Unglücklicherweise hatte Augstein, einer Schnapsidee des Zeitgeistes von 68 nachgebend, seinen Redakteuren schon zu einem frühen Zeitpunkt fast die Hälfte seines Verlages geschenkt, so dass die „Mitarbeiter KG“ jetzt über die Mehrheit des Verlages verfügte. Selber schuld. Solange er lebte, konnte er die von ihm gegründete Zeitschrift leiten. Immerhin bestimmte er noch seinen Nachfolger, den ehemaligen „konkret“-Redakteur Stefan Aust. Der bis 2009 im Amt blieb. Keineswegs alle Mitglieder der Mitarbeiter-KG wollten ihren Chef aus dem Sessel kippen. Doch die aktiven unter ihnen, und das waren keineswegs immer die besten Journalisten, versuchen das Blatt zu ändern. Nach Vorstellungen und Vorurteilen, die letzten Endes auf 68 zurückgehen.

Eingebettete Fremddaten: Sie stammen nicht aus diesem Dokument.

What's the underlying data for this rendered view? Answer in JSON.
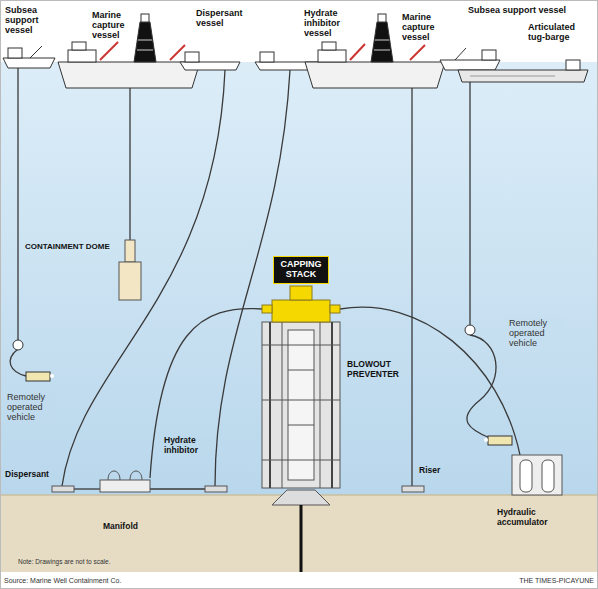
{
  "diagram": {
    "nodes": [
      {
        "text": [
          "CAPPING STACK"
        ]
      }
    ],
    "labels": [
      "Subsea support vessel",
      "Marine capture vessel",
      "Dispersant vessel",
      "Hydrate inhibitor vessel",
      "Marine capture vessel",
      "Subsea support vessel",
      "Articulated tug-barge",
      "CONTAINMENT DOME",
      "Remotely operated vehicle",
      "Remotely operated vehicle",
      "BLOWOUT PREVENTER",
      "Riser",
      "Dispersant",
      "Hydrate inhibitor",
      "Manifold",
      "Hydraulic accumulator",
      "Note: Drawings are not to scale.",
      "Source: Marine Well Containment Co.",
      "THE TIMES-PICAYUNE"
    ]
  }
}
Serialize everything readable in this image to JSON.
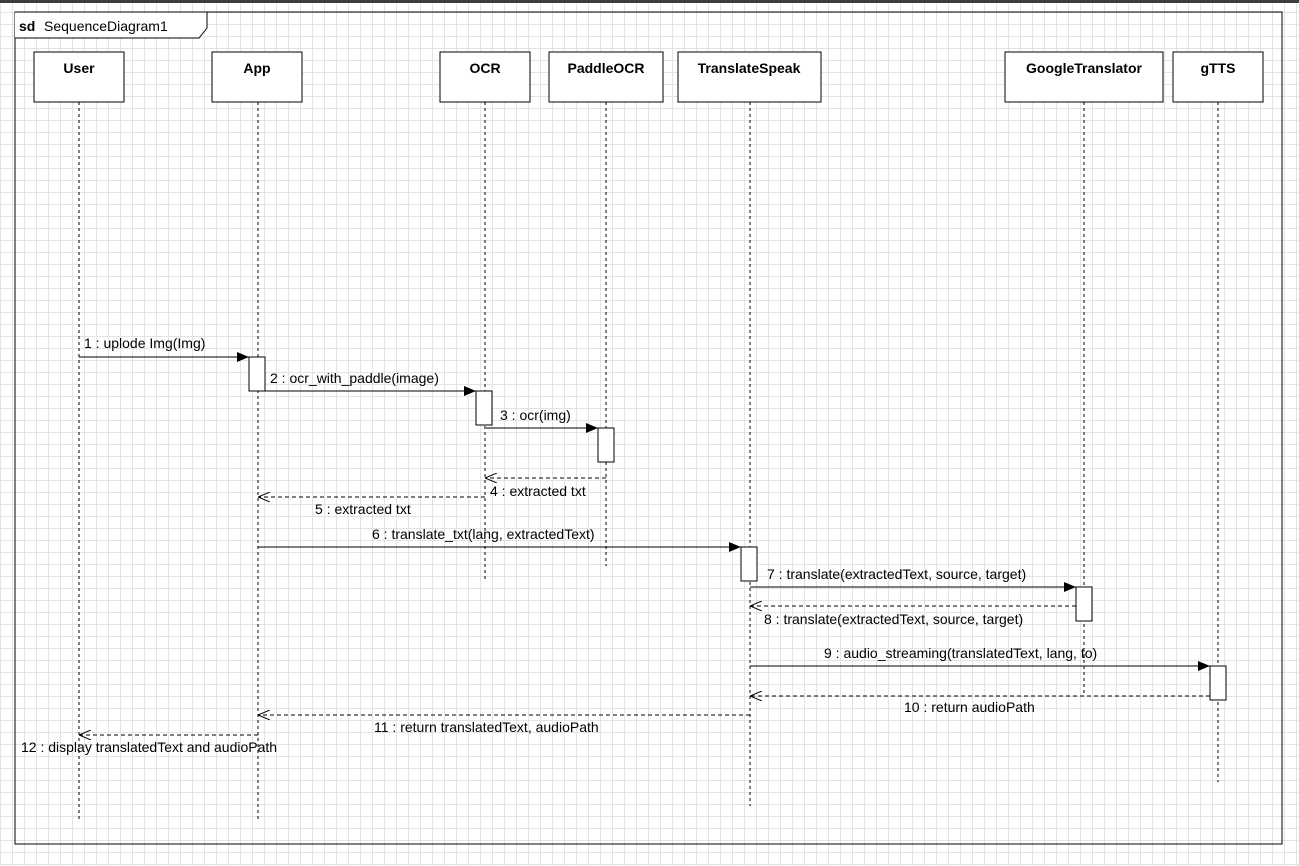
{
  "frame": {
    "keyword": "sd",
    "name": "SequenceDiagram1"
  },
  "lifelines": [
    {
      "id": "user",
      "label": "User"
    },
    {
      "id": "app",
      "label": "App"
    },
    {
      "id": "ocr",
      "label": "OCR"
    },
    {
      "id": "paddle",
      "label": "PaddleOCR"
    },
    {
      "id": "ts",
      "label": "TranslateSpeak"
    },
    {
      "id": "gt",
      "label": "GoogleTranslator"
    },
    {
      "id": "gtts",
      "label": "gTTS"
    }
  ],
  "messages": [
    {
      "num": 1,
      "text": "1 : uplode Img(Img)",
      "from": "user",
      "to": "app",
      "kind": "sync"
    },
    {
      "num": 2,
      "text": "2 : ocr_with_paddle(image)",
      "from": "app",
      "to": "ocr",
      "kind": "sync"
    },
    {
      "num": 3,
      "text": "3 : ocr(img)",
      "from": "ocr",
      "to": "paddle",
      "kind": "sync"
    },
    {
      "num": 4,
      "text": "4 : extracted txt",
      "from": "paddle",
      "to": "ocr",
      "kind": "return"
    },
    {
      "num": 5,
      "text": "5 : extracted txt",
      "from": "ocr",
      "to": "app",
      "kind": "return"
    },
    {
      "num": 6,
      "text": "6 : translate_txt(lang, extractedText)",
      "from": "app",
      "to": "ts",
      "kind": "sync"
    },
    {
      "num": 7,
      "text": "7 : translate(extractedText, source, target)",
      "from": "ts",
      "to": "gt",
      "kind": "sync"
    },
    {
      "num": 8,
      "text": "8 : translate(extractedText, source, target)",
      "from": "gt",
      "to": "ts",
      "kind": "return"
    },
    {
      "num": 9,
      "text": "9 : audio_streaming(translatedText, lang, to)",
      "from": "ts",
      "to": "gtts",
      "kind": "sync"
    },
    {
      "num": 10,
      "text": "10 : return audioPath",
      "from": "gtts",
      "to": "ts",
      "kind": "return"
    },
    {
      "num": 11,
      "text": "11 : return translatedText, audioPath",
      "from": "ts",
      "to": "app",
      "kind": "return"
    },
    {
      "num": 12,
      "text": "12 : display translatedText and audioPath",
      "from": "app",
      "to": "user",
      "kind": "return"
    }
  ]
}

Und die 68er hatte Aust oft durch den Kakao gezogen in den 13 Jahren seiner Herrschaft. Aust hatte nicht nur allen Unsinn der 68er, von der Haschischverharmlosung bis zum radikalen Feminismus („Gender-Mainstreaming“), von der Gentechnik-Hysterie bis zum Bio-Wahn, durch kritische Berichterstattung lächerlich gemacht, vor allem aber hatte er die SPD vor der letzten Bundestagswahl ziemlich schonungslos angegriffen. Durch die Absetzung von Aust würde das Blatt wieder auf „linken Kurs“ gebracht werden, freute sich damals die taz.

In diesen Tagen soll der Versuch, das Flaggschiff der deutschen Publizistik nach links zu drehen, offenbar wiederholt werden. Die nach dem Rauswurf von Aust eingesetzte Zweimannspitze ist abgesetzt worden. Vordergründig geht es um die Auflagezahlen und Verkaufserlöse aus der Anzeigenwerbung. Untergründig geht es um die Macht. Rückt der SPIEGEL wieder nach links?

Die Frage ist nur, ob der SPIEGEL je links war. Das Nachrichtenmagazin, für das Augstein von den Engländern noch während der Besatzungszeit eine Lizenz erhalten hatte, nach dem Vorbild von „Time“ mit einer reichlichen Portion verbalem Zynismus und Oberschichten-Humor (mit einem Schuß Massenverachtung) ausgestattet, beim bürgerlichen Leserpublikum der Nachkriegszeit bald sehr beliebt. Den SPIEGEL zu lesen gehörte jeden Montagmorgen zum guten Ton bei Intellektuellen und Halbintellektuellen vom Dorfschulmeister bis zum Generaldirektor. Man war immer dagegen, und das war schick. Links im Sinne von sozialdemokratisch oder gar kommunistenfreundlich war das Blatt nie. Bei der Opposition gegen die Adenauer- und Erhard-Regierung, war es mit seinem, ebenfalls ungeniert von „Time“ übernommenen, flapsigen SPIEGEL-Stil, durch seinen Kampf mit Akten und Fakten gegen eingebildete Autorität und Machtwillkür allen voran. Über den kommunistischen Teil des Landes machte man sich lustig. Das Ulbricht-Regime und seine Nachfolger waren geradezu ideale Objekte für bissigen Hohn und Spott, und das Blatt war dem Regime denn auch zutiefst verhasst. Jedes einzelne Exemplar wurde an der Grenze als feindliche Hetze eingezogen – und sogleich von den Grenzkontrolleuren – gern gelesen.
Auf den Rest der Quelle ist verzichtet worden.